Annie Davidian-Moos, a teacher at Dinuba High School, believes that testing also reveals what kinds of things students have been exposed to. For example, questions may refer to Cinderella, glass slippers and a clock striking midnight. Some of her students, especially English learners, have never heard of Cinderella.
She became an English teacher to share her love of literature with students. But only her honors class reads novels. Other students read excerpts of novels or anthologies in their textbooks.
“For me, teaching is basically test prep,” says the Dinuba Teachers Association member. “And test prep means rote memorization on multiple choice tests. I feel like I’m a proctor more than a teacher. I worry that my students are missing out on learning to love literature.”
Not prepared for college
FairTest, the National Center for Fair and Open Testing, recently reported that too much testing leaves students unprepared for college. Five-year trend data released in August by FairTest shows that ACT (American College Testing) scores have remained flat — and that little progress has been made in college readiness or in reducing the achievement gap — despite students experiencing a test-driven approach to so-called school reform since they were in fifth grade.
“Based on ACT scores, they are not better prepared for college and the workforce, and over the same period, the racial achievement gap has not narrowed,” notes the study. “The ACT trend data confirm recent results from the federal government’s own National Assessment of Educational Progress: NCLB is not effective.”
Overemphasis on testing leaves students unprepared for the real world, she says. “I worry that I’m setting them up for failure in college because they don’t have time to write very much anymore. Putting full paragraphs together is a chore. It’s all about the test.”
As for the California High School Exit Exam, researchers with PACE recently reported that CAHSEE had reduced the graduation rate for girls and minorities, and that the students subject to the CAHSEE requirement learned no more between 10th and 11th grade than similar students in the previous cohort who were not subject to the exam requirement.
But testing isn’t likely to be reduced any time soon.
“The pressure from business roundtables to privatize education has never been higher,” says Lucido. “The rope around the neck of schools being judged by their test performance has tightened almost irreversibly. Many testing companies have lobbied our Legislature to increase the assessment in schools. It seems to me that the current trend is to ‘test for the test’ so that one can do well on the test. It’s a big quagmire of nonsense that has no basis in research, only corporate ideology.”
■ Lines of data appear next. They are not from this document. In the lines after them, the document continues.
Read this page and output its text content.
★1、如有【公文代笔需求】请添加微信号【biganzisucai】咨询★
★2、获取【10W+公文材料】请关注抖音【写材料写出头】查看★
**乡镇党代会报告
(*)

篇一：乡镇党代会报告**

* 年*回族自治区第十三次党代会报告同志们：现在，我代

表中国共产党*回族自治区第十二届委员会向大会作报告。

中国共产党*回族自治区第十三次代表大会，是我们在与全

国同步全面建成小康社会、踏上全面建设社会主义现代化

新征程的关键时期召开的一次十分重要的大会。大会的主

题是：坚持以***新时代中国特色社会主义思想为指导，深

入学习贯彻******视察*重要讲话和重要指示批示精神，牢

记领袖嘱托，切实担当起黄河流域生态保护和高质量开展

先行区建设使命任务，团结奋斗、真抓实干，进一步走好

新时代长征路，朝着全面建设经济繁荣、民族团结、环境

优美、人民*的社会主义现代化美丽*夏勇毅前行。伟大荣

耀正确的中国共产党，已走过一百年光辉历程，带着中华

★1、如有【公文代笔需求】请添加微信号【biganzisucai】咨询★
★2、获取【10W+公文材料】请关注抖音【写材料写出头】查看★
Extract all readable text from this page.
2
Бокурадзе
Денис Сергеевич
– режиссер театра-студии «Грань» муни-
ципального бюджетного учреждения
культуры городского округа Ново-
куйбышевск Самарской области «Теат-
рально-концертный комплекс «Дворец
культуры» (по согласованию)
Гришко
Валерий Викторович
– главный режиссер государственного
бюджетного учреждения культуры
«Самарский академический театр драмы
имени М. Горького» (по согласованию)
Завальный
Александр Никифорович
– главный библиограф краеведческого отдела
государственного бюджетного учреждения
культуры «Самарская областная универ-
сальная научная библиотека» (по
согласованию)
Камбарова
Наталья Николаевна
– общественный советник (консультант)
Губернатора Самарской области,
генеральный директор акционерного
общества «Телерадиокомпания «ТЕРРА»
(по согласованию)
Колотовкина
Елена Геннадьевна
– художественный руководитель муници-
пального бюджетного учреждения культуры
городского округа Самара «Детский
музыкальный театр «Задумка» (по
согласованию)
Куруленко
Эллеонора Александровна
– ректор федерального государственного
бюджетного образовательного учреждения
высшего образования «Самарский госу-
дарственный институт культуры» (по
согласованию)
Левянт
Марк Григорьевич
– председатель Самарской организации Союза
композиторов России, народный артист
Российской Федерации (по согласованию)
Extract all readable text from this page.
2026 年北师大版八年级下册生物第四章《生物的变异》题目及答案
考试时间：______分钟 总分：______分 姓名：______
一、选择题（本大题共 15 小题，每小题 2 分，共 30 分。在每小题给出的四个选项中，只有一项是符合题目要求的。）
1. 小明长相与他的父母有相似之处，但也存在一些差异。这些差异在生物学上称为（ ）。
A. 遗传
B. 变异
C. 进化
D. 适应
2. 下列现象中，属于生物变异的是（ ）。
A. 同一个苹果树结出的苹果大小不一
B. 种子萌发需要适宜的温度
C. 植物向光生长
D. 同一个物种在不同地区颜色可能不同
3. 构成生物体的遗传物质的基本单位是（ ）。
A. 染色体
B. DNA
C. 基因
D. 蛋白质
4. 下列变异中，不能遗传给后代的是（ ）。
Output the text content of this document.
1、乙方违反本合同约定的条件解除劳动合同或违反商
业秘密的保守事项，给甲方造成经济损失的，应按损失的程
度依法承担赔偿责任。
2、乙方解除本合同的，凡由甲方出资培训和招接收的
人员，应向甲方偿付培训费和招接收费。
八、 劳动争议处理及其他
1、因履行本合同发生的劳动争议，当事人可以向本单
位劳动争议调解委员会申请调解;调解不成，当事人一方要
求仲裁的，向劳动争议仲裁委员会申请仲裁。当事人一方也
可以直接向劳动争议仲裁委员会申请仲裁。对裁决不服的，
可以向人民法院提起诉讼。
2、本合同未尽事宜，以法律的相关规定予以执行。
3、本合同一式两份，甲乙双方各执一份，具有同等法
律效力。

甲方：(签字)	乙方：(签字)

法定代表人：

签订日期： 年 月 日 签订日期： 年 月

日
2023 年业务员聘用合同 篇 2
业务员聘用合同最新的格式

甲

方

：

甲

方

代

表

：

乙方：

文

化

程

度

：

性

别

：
To really measure what students know, Darling-Hammond advocates using performance or “formative” assessments that measure critical-thinking skills in addition to current assessments.
CTA also supports student assessment systems that use multiple measures instead of a one-day snapshot based solely on test scores, says CTA President David A. Sanchez. “We support an assessment system that measures and encourages a focus on writing, research, scientific investigation, problem solving, and a host of other critically important skills.”